Seminararbeit 2005 21 Seiten

Politik - Politische Systeme - Politisches System Deutschlands

Leseprobe

Inhaltsverzeichnis

1. Einleitung

2. Herkunft des Wortes Lobbyismus

3. Pluralismus/Korporatismus
3.1. Verbände und der Pluralismus
3.2. Verbände und der Korporatismus

4. Bedeutung der Verbände für die BRD

5. Typologie der Verbände (BRD)

6. Adressaten und Methoden des Verbandseinflusses in der Bundesrepublik Deutschland

7. Bedeutung der Verbände für die USA

8. Typologie der Verbände (USA)

9. Adressaten und Methoden des Lobbyismus in den Vereinigten Staaten

10. Nutzen für beide Regierungen

11. Gegenüberstellung BRD/USA

12. Fazit

13. Quellennachweis

1. Einleitung

In den letzten Monaten vermehrte sich die Anzahl der Berichte in Zeitungen, Fernsehen und anderen Massenmedien über Lobbyismus in Deutschland. Es entstand eine hitzige Diskussion ob Politiker berechtigt sind von Unternehmen Lohn zu erhalten. Besonders bedenklich wurde es, als herauskam, dass manche Politiker diese Tätigkeit nicht, wie sie verpflichtet gewesen wären, im Bundestag angegeben haben, oder gar ohne Gegenleistung - also Arbeitsleistung - ihr Gehalt bezogen haben. Der Grund, warum diese Themen erst durch Skandale aufgegriffen werden und dann in solcher Vehemenz die Bevölkerung berühren, liegt zum einen in der Verdecktheit, in der Verbände ihre Tätigkeiten ausüben. Zum anderen an dem mangelnden Interesse, das die Bürger selbst ihrer Regierung und dem damit verbundenen System entgegenbringen. Keine noch so gute Regierung könnte aber ohne die volksnahen und sachkundigen Verbände ihrem Geschäft nachgehen. In den USA sind die Verbände teilweise mächtiger als die beiden großen Parteien. Verbände stehen manchmal der öffentlichen Meinung konträr gegenüber, oft gelingt es ihnen jedoch diese Meinung zu ihrem Nutzen zu beeinflussen. Wie also funktionieren diese Verbände der USA und der BRD? Welche Unterschiede bestehen zwischen dem Verhalten der Lobbyisten in den Vereinigten Staaten und denen in der Bundesrepublik? Dieser Frage möchte ich in dieser Arbeit nachgehen, wozu zuerst einmal der deutsche Lobbyismus in Bezug zum amerikanischen gesetzt werden muss. Die unterschiedlichen Systeme werden dargestellt und der Versuch angestrebt einen Vergleich zu ziehen. Dazu mussten natürlich Gesichtspunkte, die nur auf ein System zutreffen, außen vor bleiben. Sie wurden nur einbezogen, sofern sich ein adäquates Gegenstück im jeweils anderen System finden lies. Jedoch erschien mir eine genauere Beleuchtung der uns Europäern meist unbekannten amerikanischen Verbände als sinnvoll.

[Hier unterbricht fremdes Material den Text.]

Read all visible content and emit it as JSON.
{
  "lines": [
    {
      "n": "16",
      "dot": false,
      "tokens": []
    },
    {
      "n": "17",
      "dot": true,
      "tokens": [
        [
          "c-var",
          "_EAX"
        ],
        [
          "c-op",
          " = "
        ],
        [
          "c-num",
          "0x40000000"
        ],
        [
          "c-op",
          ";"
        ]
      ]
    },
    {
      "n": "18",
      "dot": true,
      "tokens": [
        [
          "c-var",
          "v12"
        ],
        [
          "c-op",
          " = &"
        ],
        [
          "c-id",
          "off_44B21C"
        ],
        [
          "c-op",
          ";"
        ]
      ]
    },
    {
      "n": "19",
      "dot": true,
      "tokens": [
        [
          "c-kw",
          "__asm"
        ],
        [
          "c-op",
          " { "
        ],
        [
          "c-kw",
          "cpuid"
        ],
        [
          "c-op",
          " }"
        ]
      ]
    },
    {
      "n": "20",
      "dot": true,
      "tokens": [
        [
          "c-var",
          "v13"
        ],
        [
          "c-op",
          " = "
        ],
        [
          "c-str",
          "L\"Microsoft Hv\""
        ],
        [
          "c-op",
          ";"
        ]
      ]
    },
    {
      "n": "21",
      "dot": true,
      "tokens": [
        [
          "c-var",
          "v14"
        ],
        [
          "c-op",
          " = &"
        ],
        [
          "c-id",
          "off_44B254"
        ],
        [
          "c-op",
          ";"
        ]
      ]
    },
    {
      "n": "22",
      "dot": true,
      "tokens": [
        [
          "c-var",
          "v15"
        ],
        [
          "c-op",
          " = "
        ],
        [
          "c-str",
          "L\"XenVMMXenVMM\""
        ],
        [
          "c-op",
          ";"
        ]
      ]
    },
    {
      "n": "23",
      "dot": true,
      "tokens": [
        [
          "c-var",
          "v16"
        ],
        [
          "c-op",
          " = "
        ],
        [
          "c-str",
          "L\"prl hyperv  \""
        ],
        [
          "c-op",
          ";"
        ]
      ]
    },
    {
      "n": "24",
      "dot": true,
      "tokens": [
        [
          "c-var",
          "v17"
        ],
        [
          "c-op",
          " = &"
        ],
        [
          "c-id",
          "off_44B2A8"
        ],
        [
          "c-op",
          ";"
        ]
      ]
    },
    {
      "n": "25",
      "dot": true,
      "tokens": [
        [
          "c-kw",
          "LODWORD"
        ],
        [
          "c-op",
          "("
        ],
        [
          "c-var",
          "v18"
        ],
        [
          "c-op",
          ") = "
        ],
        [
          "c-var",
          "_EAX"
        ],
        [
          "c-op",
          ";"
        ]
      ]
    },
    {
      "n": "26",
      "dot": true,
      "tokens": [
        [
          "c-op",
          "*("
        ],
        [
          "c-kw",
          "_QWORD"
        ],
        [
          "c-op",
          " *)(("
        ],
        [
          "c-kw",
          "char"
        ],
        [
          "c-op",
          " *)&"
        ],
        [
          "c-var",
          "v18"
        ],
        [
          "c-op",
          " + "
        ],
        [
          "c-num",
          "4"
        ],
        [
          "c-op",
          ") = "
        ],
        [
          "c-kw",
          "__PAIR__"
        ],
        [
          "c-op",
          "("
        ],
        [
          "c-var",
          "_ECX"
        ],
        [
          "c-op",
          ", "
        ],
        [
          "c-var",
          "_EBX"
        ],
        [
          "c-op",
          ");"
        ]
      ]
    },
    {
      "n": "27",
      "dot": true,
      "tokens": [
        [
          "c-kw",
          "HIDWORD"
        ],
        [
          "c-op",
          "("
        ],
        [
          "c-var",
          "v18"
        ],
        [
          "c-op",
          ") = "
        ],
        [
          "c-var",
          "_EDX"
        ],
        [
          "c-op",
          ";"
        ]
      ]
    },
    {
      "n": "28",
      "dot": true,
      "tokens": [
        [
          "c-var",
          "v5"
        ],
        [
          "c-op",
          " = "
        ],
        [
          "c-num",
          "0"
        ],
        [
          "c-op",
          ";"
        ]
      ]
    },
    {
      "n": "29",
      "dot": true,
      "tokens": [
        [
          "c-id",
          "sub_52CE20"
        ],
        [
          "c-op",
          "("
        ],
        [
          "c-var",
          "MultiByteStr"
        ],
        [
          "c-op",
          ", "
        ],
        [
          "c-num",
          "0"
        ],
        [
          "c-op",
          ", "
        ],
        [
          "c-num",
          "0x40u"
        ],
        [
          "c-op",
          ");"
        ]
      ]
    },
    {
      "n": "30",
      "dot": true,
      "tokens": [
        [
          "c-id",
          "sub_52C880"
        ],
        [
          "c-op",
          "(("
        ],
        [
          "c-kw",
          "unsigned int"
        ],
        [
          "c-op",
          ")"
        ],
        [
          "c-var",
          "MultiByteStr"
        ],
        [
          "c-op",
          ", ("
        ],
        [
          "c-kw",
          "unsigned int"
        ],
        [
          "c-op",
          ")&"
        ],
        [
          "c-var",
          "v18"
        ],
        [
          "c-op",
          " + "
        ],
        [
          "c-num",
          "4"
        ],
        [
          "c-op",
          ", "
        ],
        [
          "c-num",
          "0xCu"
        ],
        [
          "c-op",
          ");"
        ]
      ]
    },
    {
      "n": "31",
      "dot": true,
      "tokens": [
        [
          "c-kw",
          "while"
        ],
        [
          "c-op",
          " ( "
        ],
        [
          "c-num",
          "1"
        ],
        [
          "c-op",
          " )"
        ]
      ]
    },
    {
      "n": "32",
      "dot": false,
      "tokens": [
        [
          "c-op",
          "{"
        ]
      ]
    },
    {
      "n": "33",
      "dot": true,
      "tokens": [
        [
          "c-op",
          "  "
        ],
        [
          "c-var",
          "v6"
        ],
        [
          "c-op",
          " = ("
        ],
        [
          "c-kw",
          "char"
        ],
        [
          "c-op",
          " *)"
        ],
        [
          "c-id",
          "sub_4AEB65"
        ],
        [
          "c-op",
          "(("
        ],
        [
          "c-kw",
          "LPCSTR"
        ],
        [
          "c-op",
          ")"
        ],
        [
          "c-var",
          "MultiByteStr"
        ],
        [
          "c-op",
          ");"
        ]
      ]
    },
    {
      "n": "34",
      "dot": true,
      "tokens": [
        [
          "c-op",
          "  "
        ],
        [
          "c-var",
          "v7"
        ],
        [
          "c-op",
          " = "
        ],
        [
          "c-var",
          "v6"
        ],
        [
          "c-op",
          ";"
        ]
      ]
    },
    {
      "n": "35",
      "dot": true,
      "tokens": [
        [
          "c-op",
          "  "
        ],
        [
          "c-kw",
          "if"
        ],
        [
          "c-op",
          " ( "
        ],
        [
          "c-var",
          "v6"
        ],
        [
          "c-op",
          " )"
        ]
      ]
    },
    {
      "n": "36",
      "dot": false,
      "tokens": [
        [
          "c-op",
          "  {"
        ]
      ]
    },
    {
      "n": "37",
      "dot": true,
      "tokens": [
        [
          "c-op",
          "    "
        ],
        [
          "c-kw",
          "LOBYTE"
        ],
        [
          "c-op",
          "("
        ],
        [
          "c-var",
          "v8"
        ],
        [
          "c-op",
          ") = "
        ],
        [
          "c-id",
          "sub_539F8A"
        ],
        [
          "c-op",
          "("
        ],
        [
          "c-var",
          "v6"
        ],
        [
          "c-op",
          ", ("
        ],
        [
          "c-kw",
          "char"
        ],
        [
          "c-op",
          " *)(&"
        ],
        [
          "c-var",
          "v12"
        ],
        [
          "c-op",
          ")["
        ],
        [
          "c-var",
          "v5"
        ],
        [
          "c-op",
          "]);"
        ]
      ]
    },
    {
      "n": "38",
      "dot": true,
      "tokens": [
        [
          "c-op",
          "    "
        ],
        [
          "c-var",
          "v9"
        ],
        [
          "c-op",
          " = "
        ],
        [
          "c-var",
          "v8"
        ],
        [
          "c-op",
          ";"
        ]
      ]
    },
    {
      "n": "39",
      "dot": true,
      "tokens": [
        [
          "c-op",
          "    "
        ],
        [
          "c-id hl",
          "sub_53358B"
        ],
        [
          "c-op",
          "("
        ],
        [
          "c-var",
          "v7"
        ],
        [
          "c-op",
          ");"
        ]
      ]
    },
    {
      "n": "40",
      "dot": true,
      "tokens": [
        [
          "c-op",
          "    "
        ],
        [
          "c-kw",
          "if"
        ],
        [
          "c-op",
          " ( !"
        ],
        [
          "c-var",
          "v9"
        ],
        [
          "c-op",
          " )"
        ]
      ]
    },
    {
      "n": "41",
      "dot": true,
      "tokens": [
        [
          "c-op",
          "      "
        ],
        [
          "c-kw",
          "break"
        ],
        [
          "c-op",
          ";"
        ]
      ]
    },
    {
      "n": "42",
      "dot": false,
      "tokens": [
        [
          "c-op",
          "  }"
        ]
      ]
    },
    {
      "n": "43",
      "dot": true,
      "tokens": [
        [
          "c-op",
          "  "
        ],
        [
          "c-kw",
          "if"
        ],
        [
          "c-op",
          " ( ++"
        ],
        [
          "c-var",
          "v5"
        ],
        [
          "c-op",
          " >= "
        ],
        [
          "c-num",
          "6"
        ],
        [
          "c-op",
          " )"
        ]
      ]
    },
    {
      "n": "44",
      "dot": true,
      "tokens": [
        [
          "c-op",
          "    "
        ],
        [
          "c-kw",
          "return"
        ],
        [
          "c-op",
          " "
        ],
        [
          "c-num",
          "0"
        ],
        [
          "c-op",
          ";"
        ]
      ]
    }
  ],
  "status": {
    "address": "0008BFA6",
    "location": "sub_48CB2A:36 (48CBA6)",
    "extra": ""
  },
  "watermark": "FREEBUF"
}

2. Herkunft des Wortes Lobbyismus

Der Begriff Lobby stammt vom lateinischen Wort „Labium“[1] ab und bedeutet Vor- bzw. Wartehalle. Lobbyisten waren im 19. Jahrhundert Interessenvertreter, die in Washington versuchten, die Parlamentarier in den Gängen des Weißen Hauses zu beeinflussen. Heutzutage spielt sich diese Beeinflussung zwar nicht mehr in den Gängen ab, jedoch hat sich an ihrem Ziel nichts geändert.

Unsere heutige Demokratie und unsere Gesellschaft beruhen auf dem Prinzip der Gruppenbildung. Im Bereich der Politik bilden sich Parteien, in der Gesellschaft Vereine, Gruppen und Verbände. Ziel aller ist es, ihre Interessen zu vertreten und als Sachverständige aufzutreten. Die Beeinflussung der Politiker zu Gunsten dieser Interessen ist zumindest im Grundverständnis die Realisierung der Demokratie, da Verbände im Prinzip als Vertreter der breiten Volksmeinung angesehen werden können. Als Lobbyisten werden vor allem die Verbände der Industrie, des Handwerks, des Handels, der Arbeitnehmer etc. angesehen. Auch können, speziell in den USA, einzelne Großkonzerne als Lobbyisten auftreten.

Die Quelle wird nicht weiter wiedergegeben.